WILLA:  Both he and his wife were doctors at Alaska Native Medical Center.
 
But mama worked with them.  She would report to the doctor.

And then she slowly worked to where she would report patients to the doctor on the radio.  And then she figured she needed some help, that she wouldn't always be there when the doctor came, so she asked Martha Agloinga if she would be willing to work with the doctors when they came, and Martha told her yes. 

They learned how to give penicillin shots and take care of medicine, report to the doctor. 

Then Martha later on said she needed somebody to help her.  By then my -- my mom, she retired.  So the City Council had that position open.  They said they'd -- they wanted somebody to work with Martha.
 
And I went home and I talked with my husband and I told him, if no one else was going to fill that position, maybe I'll -- I'll let them know that I would be willing, it was something I could do. 

And so I started then, that might have been maybe 1966.  But we didn't start our training for a couple of years.  And we weren't getting paid at all. 

KAREN:  So was your mother getting paid when she was doing that? 

WILLA:  No, she wasn't.  She was also the midwife in the village.  And Martha and I used to get -- Martha would split her paycheck.  When we finally start getting paid, it was -- I think we were getting something like $43 or $45 a month. 

KAREN:  Wow. 

WILLA:  And we thought that was a lot -- for us, that was a lot of money.
 
And then Martha stopped working and I was there for a long time.  Then I had -- there were different people in the village that would help me.  Rita Buck was one of them, one of those that worked on the weekend.  There was Mike Simon, Carl Brown, Linda Kumagak (phonetic), Sally Agloinga. 

KAREN:  That's not good to have the microphone fall on you.  Okay. 

WILLA:  But for a long time, I worked -- Irene, both Irene and I were the only ones that worked in the village.  I told my youngest daughter, there was a time I -- I really thought of quitting.  And I thought if I stop working there, there will be nobody to take care of the people in the village, so I went back to work. 
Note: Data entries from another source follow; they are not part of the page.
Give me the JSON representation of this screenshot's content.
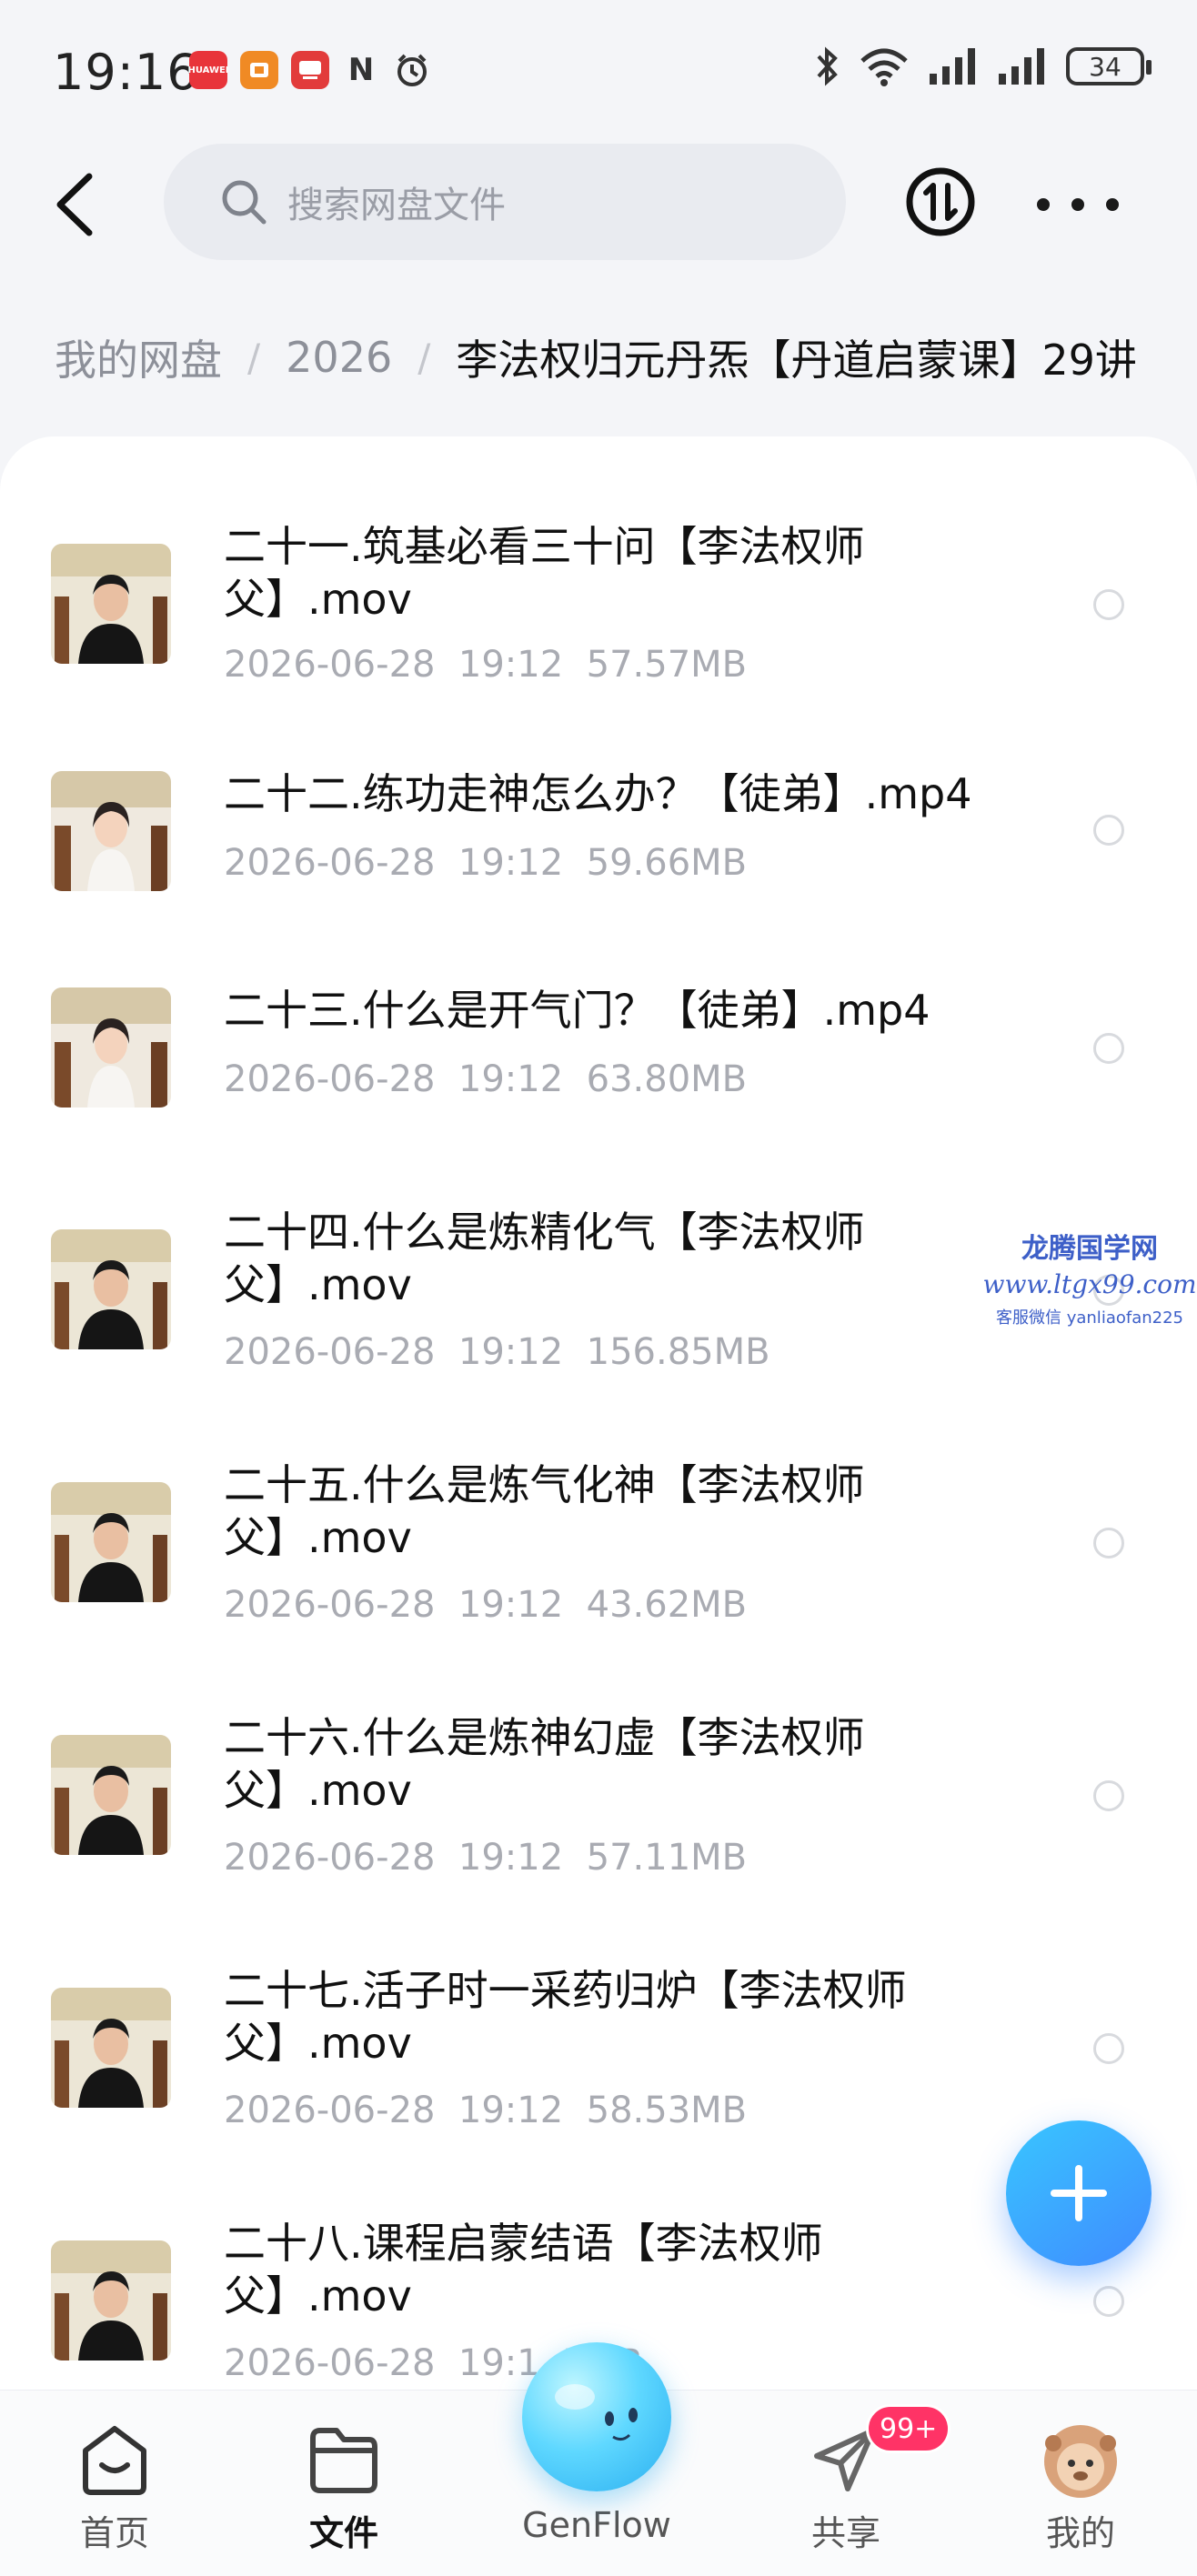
{
  "status_bar": {
    "time": "19:16",
    "apps": [
      {
        "icon": "huawei-app-icon",
        "label": "HUAWEI",
        "color": "#e8343a"
      },
      {
        "icon": "store-app-icon",
        "label": "",
        "color": "#f08a24"
      },
      {
        "icon": "tv-app-icon",
        "label": "",
        "color": "#e23b3b"
      },
      {
        "icon": "nfc-icon",
        "label": "N",
        "color": "#333333"
      },
      {
        "icon": "alarm-icon",
        "label": "",
        "color": "#333333"
      }
    ],
    "battery": "34"
  },
  "header": {
    "search_placeholder": "搜索网盘文件"
  },
  "breadcrumb": {
    "items": [
      "我的网盘",
      "2026"
    ],
    "current": "李法权归元丹炁【丹道启蒙课】29讲"
  },
  "files": [
    {
      "name": "二十一.筑基必看三十问【李法权师父】.mov",
      "date": "2026-06-28",
      "time": "19:12",
      "size": "57.57MB",
      "thumb": "man"
    },
    {
      "name": "二十二.练功走神怎么办？【徒弟】.mp4",
      "date": "2026-06-28",
      "time": "19:12",
      "size": "59.66MB",
      "thumb": "woman"
    },
    {
      "name": "二十三.什么是开气门？【徒弟】.mp4",
      "date": "2026-06-28",
      "time": "19:12",
      "size": "63.80MB",
      "thumb": "woman"
    },
    {
      "name": "二十四.什么是炼精化气【李法权师父】.mov",
      "date": "2026-06-28",
      "time": "19:12",
      "size": "156.85MB",
      "thumb": "man"
    },
    {
      "name": "二十五.什么是炼气化神【李法权师父】.mov",
      "date": "2026-06-28",
      "time": "19:12",
      "size": "43.62MB",
      "thumb": "man"
    },
    {
      "name": "二十六.什么是炼神幻虚【李法权师父】.mov",
      "date": "2026-06-28",
      "time": "19:12",
      "size": "57.11MB",
      "thumb": "man"
    },
    {
      "name": "二十七.活子时一采药归炉【李法权师父】.mov",
      "date": "2026-06-28",
      "time": "19:12",
      "size": "58.53MB",
      "thumb": "man"
    },
    {
      "name": "二十八.课程启蒙结语【李法权师父】.mov",
      "date": "2026-06-28",
      "time": "19:1",
      "size": "7MB",
      "thumb": "man"
    }
  ],
  "watermark": {
    "line1": "龙腾国学网",
    "line2": "www.ltgx99.com",
    "line3": "客服微信 yanliaofan225"
  },
  "bottom_nav": {
    "items": [
      {
        "label": "首页",
        "icon": "home-icon",
        "active": false
      },
      {
        "label": "文件",
        "icon": "folder-icon",
        "active": true
      },
      {
        "label": "GenFlow",
        "icon": "genflow-icon",
        "active": false
      },
      {
        "label": "共享",
        "icon": "share-icon",
        "active": false
      },
      {
        "label": "我的",
        "icon": "avatar-icon",
        "active": false
      }
    ],
    "share_badge": "99+"
  },
  "colors": {
    "accent": "#3f8bff",
    "badge": "#ff3366",
    "meta_text": "#a9abb2"
  }
}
I tried telling one of the doctors I wasn't going to work anymore.  And there was somebody in the village that wasn't doing so well, so I'm -- I went to see him.  He was at the teacher's -- staying at the principal's house.  He told me the only way he will -- he will be able to go see my patient is if I didn't quit.
 
So I finally told him I'm not going to quit, and I went with him to see the patient.  And I've been -- I worked since then.  But that was a -- a long time ago.